The  Generali Group has been supporting a three year study into the analysis and mitigation of effects of seismic risks, in collaboration with the Abdus Salam International Centre for Theoretical Physics (ICTP), the world’s leading scientific institution in the field of research and the transfer of knowledge to developing countries, in Trieste that operates under a tripartite agreement between the Italian government, the International Atomic Energy Agency (IAEA), and the United Nations Educational, Scientific and Cultural Organization (UNESCO). The research, which will be completed in 2018 is focussed on the development of a model and will examine a combination of seismic faults in the area between Friuli Venezia Giulia and Istria in the northern part of the Mediterranean. The model will facilitate the analysis of the behaviour of the faults through data and simulations of a geological and seismological nature in addition to satellite information and will be applicable in other areas of the world exposed to seismic risk, while also encouraging the development a scientific culture of prevention and mitigating the consequences of earthquakes.

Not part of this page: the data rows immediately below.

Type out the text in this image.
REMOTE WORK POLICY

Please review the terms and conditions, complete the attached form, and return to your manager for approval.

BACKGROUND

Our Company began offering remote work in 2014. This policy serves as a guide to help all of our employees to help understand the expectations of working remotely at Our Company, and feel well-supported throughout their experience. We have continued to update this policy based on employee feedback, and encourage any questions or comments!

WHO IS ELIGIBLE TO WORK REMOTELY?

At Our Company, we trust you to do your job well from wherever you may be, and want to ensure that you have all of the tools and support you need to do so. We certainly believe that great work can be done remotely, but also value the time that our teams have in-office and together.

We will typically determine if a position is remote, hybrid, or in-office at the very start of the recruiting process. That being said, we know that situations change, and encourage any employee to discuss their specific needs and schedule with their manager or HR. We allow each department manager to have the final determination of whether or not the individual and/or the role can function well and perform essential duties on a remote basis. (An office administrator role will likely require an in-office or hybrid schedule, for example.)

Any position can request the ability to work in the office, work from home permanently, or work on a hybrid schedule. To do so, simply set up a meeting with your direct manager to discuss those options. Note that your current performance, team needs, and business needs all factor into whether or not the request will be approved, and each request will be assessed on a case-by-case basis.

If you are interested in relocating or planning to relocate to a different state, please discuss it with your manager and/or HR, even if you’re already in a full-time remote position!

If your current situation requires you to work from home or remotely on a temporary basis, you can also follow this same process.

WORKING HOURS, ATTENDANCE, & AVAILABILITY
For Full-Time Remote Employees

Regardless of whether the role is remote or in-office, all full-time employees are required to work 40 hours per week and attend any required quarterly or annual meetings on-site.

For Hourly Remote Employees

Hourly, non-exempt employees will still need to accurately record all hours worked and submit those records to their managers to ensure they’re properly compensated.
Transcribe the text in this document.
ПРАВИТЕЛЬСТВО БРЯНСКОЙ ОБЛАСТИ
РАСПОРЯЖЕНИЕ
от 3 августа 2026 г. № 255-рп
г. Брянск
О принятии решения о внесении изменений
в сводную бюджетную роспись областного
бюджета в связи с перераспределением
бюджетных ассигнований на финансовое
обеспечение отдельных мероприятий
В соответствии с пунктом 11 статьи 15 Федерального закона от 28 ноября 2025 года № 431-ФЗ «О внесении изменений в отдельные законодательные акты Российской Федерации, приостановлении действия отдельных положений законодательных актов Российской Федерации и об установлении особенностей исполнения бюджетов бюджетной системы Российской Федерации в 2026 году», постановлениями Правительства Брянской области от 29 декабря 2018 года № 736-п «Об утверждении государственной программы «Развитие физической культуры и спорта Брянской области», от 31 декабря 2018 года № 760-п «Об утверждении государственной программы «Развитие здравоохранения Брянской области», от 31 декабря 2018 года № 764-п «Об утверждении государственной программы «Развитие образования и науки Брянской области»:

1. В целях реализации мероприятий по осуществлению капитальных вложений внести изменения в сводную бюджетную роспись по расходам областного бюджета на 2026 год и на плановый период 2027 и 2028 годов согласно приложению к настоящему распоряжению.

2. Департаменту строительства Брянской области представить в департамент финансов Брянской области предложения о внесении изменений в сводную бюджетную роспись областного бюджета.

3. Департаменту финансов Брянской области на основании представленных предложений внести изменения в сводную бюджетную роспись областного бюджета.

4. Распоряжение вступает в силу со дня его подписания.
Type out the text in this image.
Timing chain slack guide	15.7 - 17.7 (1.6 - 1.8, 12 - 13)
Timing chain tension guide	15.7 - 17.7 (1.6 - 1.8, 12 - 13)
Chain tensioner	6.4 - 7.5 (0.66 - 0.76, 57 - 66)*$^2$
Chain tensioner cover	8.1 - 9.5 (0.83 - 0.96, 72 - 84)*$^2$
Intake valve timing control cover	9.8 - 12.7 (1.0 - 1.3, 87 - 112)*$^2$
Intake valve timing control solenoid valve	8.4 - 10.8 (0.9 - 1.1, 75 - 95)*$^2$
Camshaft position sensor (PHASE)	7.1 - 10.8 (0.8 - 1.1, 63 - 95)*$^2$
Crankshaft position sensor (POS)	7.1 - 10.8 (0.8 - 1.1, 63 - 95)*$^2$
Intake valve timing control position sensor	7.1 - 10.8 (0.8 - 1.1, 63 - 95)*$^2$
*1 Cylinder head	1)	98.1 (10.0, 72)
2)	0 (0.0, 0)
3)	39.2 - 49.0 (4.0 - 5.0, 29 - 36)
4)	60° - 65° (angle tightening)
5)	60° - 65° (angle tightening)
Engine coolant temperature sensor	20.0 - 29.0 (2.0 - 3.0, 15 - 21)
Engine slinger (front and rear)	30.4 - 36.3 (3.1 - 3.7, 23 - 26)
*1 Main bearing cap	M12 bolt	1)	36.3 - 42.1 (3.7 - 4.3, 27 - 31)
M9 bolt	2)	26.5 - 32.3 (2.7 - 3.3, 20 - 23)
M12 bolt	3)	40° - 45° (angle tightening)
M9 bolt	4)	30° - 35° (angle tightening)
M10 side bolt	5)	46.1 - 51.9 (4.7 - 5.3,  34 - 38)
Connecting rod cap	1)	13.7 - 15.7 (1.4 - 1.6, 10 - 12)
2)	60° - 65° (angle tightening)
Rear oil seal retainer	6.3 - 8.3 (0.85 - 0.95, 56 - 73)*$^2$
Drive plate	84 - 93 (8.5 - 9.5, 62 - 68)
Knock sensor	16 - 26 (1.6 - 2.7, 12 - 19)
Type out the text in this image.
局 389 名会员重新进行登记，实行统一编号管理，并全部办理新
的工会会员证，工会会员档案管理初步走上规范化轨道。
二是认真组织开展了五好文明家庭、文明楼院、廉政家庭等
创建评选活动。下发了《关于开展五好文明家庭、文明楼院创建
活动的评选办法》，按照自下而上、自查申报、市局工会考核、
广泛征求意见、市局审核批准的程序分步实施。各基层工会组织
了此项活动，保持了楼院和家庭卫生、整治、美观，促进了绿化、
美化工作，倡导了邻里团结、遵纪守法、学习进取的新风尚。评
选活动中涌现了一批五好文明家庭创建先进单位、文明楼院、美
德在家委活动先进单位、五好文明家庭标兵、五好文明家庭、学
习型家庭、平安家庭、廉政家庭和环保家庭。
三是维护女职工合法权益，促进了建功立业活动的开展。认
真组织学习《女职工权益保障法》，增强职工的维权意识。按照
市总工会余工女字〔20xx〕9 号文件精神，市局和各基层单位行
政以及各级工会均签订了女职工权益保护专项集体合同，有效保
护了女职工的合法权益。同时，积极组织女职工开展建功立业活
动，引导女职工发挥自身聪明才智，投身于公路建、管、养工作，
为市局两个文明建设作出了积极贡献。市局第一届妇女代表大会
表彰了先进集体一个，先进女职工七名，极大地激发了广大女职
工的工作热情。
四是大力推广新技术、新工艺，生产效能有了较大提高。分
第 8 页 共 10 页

Not all natural disasters are the same, however. The reaction time necessary to avoid damage in the case of earthquakes is just a matter of seconds, minutes for tornadoes, hours in the case of floods and even days when it comes to fires and hurricanes. Yet still earthquakes, in contrast to hurricanes, fires and tornadoes, do not show any visible signs that warn of their arrival. One of the main drawbacks of warning systems, however, is the false alarm. Try to imagine the consequences of a false alarm in a school, a rock concert or a shopping centre? In some cases the consequences of causing panic could be even worse than those of an actual earthquake. For this reason the research is of great importance but the costs are very high and the time needed to be able to “predict” earthquakes is substantial. Furthermore, many countries at risk from seismic activity (Peru, Iran, Nepal) cannot afford the investment in technology that Japan and the US are making.

In order to overcome this problem a group of scientists led by a geologist from then Menlo Park Science Center in California, Sarah E. Minson, have written an article in Science about an experiment taking place that has caused a stir in seismology circles. The model involves the use of smartphones and an EEW using crowdsourcing, the automatic collection and exchange of information, with software and hardware interventions for mobile devices to adapt them into sensors. The Big One app looks set to become a must.